Challenges of the Page-per-Tree Approach • How big of a tree? • What happens if the XML overflows the tree? • Natix claims an adaptive approach to choosing the tree’s granularity • Primarily based on balancing the tree, constraints on children that must appear with a parent • What other possibilities make sense? • Natix uses a B+ Tree-like scheme for achieving balance and splitting a tree across pages
Split point in parent page Example Note “proxy” nodes
That Was Simple – But What about Updates? • Clearly, insertions and deletions can affect things • Deletion may ultimately require us to rebalance • Ditto with insertion • But insertion also may make us run out of space – what to do? • Their approach: add another page; ultimately may need to split at multiple levels, as in B+ Tree • Others have studied this problem and used integer encoding schemes (plus B+ Trees) for the order
Does this Help? • According to general lore, yes • The Natix experiments in this paper were limited in their query and adaptivity loads • But the IBM guys say their approach, which is similar, works significantly better than Oracle’s shredded approach
There’s More to Updates than the Pages • What about concurrency control and recovery? • We already have a notion of hierarchical locks, but they claim: • If we want to support IDREF traversal, and indexing directly to nodes, we need more • What’s the idea behind SPP locking?
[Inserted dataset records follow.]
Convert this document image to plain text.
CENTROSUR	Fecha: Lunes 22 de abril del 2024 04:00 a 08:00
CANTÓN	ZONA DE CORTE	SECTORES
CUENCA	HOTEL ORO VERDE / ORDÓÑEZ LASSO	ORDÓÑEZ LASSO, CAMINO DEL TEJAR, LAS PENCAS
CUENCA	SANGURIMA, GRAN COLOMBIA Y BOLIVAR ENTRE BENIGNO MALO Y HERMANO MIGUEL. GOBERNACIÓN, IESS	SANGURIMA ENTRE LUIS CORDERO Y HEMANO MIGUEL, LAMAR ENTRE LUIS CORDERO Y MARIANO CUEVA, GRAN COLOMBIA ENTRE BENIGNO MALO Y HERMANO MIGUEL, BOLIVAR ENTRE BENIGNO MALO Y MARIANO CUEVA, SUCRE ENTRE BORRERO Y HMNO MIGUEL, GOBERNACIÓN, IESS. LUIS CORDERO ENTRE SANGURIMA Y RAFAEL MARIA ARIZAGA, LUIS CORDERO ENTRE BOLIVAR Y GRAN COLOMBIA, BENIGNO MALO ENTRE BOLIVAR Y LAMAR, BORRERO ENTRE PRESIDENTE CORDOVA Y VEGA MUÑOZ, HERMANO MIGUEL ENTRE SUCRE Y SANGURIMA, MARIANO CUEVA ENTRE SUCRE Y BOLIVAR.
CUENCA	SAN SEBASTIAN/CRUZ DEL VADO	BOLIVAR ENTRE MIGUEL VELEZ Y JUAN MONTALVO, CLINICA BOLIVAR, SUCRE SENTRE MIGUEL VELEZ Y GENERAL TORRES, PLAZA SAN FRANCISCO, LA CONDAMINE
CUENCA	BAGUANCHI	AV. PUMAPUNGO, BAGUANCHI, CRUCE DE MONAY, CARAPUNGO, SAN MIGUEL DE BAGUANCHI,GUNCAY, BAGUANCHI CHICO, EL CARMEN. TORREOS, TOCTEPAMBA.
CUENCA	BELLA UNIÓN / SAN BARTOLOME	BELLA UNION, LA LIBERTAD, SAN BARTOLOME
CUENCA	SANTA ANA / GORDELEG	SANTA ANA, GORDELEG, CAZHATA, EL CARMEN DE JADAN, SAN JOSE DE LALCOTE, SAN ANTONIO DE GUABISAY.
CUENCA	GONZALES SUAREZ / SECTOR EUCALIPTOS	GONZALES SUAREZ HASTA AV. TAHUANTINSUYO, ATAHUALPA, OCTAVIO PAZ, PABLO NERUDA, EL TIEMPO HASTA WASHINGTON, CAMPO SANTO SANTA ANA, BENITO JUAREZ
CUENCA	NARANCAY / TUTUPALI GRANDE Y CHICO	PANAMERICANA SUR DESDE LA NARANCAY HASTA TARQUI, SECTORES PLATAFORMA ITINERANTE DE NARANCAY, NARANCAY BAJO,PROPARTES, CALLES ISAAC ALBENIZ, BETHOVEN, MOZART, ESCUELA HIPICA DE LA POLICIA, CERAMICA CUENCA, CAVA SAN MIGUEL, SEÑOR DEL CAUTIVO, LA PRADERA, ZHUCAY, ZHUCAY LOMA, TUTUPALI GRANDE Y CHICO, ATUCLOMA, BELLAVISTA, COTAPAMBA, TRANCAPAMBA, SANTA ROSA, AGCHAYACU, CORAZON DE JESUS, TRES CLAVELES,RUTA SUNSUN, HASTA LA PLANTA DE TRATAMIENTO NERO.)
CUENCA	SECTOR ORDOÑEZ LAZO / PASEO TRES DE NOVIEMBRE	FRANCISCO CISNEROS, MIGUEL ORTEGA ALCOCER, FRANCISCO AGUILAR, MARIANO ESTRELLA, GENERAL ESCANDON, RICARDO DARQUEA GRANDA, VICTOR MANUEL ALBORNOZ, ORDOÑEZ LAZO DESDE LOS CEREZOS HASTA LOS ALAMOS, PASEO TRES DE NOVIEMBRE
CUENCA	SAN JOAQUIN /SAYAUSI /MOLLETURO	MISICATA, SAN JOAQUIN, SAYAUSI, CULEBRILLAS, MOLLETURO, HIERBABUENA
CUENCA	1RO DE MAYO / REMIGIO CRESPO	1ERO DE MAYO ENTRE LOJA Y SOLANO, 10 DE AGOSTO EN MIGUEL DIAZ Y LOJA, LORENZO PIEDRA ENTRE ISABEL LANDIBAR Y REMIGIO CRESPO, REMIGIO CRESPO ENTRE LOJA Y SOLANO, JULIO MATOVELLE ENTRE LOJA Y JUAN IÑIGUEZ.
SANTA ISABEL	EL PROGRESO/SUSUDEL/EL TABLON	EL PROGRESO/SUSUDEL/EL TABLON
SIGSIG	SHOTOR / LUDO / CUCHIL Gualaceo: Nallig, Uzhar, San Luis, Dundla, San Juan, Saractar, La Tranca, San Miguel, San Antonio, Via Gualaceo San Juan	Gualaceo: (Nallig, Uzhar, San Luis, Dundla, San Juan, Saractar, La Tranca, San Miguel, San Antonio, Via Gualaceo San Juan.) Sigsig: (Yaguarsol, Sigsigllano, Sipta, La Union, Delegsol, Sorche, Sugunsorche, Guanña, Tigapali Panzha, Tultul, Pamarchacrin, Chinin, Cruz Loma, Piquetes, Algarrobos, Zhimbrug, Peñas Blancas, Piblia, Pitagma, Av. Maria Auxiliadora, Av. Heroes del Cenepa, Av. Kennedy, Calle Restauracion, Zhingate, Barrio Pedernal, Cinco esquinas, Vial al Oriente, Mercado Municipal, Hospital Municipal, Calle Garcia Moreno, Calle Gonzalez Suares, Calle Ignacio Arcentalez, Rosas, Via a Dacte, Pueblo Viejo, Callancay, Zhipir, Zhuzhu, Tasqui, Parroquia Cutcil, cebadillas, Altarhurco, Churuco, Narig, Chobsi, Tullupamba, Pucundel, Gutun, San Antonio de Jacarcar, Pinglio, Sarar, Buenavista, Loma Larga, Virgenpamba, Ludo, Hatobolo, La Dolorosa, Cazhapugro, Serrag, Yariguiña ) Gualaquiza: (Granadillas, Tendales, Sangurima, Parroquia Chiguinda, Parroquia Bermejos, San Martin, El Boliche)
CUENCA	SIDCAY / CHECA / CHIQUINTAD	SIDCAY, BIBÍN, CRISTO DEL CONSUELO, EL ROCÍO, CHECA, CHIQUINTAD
Logging • They claim ARIES needs some modifications – why? • Their changes: • Need to make subtree updates more efficient – don’t want to write a log entry for each subtree insertion • Use (a copy of) the page itself as a means of tracking what was inserted, then batch-apply to WAL • “Annihilators”: if we undo a tree creation, then we probably don’t need to worry about undoing later changes to that tree • A few minor tweaks to minimize undo/redo when only one transaction touches a page
Assessment • Native XML storage isn’t really all that different from other means of storage • There are probably some good reasons to make a few tweaks in locking • Optimization stays harder • A real solution to materialized view creation would probably make RDBMSs come close to delivering the same performance, modulo locking
Questions • Where are the main challenges of XML processing at this point? • Impact of BinaryXML? • Are we working on the right problems? What’s XML going to be used for, anyway?